Deze stadsgeschiedenis van Gouda is aan het eind van de 17e eeuw geschreven door Paulus Doncker. De geschiedenis van het manuscript staat voorin te lezen.
Paulus Doncker vermeldt zelf dat hij is geboren in 1659. Verder weten we dat hij in 1683 trouwt in Gouda. In het begin van de 18e eeuw is hij in Rome secretaris van priester Theodorus de Cock en later Geheim Kamerheer van Paus Clemens XI. Hij overlijdt na 1717, maar waarschijnlijk vóór 1721.
In de inleiding die Van Abbesteech bij dit manuscript schrijft, worden bijna alle auteurs genoemd waarvan Gouda op Schrift de stadsbeschrijving transcribeert. Daarom proberen we ook te achterhalen hoe het nu precies zit met de volgorde van de diverse handschriften.
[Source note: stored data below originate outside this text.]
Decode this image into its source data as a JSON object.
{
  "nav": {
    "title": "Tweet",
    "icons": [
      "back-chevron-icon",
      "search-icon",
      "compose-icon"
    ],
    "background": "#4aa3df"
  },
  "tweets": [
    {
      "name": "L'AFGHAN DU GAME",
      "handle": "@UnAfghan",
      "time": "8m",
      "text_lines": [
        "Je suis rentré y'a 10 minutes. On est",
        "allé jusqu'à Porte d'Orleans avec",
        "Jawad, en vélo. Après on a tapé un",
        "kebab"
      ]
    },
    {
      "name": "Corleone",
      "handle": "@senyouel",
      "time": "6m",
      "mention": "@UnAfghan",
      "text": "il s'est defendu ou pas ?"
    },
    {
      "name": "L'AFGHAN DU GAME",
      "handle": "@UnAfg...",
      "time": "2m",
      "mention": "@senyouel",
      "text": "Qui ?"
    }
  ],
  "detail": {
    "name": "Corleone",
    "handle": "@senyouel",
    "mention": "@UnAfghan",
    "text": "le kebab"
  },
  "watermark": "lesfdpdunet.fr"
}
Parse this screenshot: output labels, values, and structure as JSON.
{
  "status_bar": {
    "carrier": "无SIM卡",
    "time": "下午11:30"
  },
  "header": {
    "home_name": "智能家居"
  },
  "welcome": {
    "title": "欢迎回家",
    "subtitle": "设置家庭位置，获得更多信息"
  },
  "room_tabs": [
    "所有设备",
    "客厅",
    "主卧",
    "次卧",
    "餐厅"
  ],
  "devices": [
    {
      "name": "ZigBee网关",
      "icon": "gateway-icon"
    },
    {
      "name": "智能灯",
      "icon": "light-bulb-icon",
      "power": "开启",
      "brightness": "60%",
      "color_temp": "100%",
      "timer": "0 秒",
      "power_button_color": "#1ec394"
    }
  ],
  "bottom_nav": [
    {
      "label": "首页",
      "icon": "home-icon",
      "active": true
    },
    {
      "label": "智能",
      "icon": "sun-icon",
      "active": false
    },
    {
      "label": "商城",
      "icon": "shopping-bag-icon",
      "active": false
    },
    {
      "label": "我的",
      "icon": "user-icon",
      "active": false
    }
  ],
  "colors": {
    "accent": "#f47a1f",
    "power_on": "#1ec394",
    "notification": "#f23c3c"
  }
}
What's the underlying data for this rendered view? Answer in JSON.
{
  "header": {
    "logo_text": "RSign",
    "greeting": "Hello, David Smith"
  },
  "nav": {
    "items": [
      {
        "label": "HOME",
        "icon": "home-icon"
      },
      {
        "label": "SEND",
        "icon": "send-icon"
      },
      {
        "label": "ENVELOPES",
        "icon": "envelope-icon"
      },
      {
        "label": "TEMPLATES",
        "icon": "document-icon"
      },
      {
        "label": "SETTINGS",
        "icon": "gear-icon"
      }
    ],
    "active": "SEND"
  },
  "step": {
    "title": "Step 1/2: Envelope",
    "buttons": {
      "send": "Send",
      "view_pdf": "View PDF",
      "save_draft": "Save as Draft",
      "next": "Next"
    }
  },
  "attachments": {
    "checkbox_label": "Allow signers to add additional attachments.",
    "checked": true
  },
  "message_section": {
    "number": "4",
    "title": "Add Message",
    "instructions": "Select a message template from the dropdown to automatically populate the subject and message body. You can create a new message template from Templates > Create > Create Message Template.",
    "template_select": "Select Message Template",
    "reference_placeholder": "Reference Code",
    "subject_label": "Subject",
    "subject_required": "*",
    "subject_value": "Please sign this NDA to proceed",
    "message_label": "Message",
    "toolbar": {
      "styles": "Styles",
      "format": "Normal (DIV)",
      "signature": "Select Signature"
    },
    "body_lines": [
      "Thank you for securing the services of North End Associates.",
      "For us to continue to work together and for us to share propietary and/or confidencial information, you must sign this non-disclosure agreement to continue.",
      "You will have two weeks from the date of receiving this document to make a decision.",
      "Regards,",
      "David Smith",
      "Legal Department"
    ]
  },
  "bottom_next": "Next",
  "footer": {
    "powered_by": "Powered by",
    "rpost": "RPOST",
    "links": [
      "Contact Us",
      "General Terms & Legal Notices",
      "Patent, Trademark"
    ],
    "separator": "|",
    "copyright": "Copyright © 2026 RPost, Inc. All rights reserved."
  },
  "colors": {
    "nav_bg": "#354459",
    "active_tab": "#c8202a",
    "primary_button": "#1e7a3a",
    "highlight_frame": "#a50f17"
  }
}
Van Abbesteech schrijft in zijn eigen hand, aan het begin van het manuscript van Paulus Doncker, dat het is geschreven door Doncker (zie afbeelding). Theodoor van Abbesteech heeft het manuscript een tijd in zijn bezit gehad. In die tijd heeft hij het handschrift aangevuld en verbeterd. Daarvoor heeft hij weer geput uit het Memorieboekje van Adriaen Vereyck. De handen van beide schrijvers zijn goed van elkaar te onderscheiden.
Het handschrift bevindt zich in het Streekarchief Midden-Holland (Gouda, SAMH, (legaat) Kemper, 0096. 310 [olim VI 41]).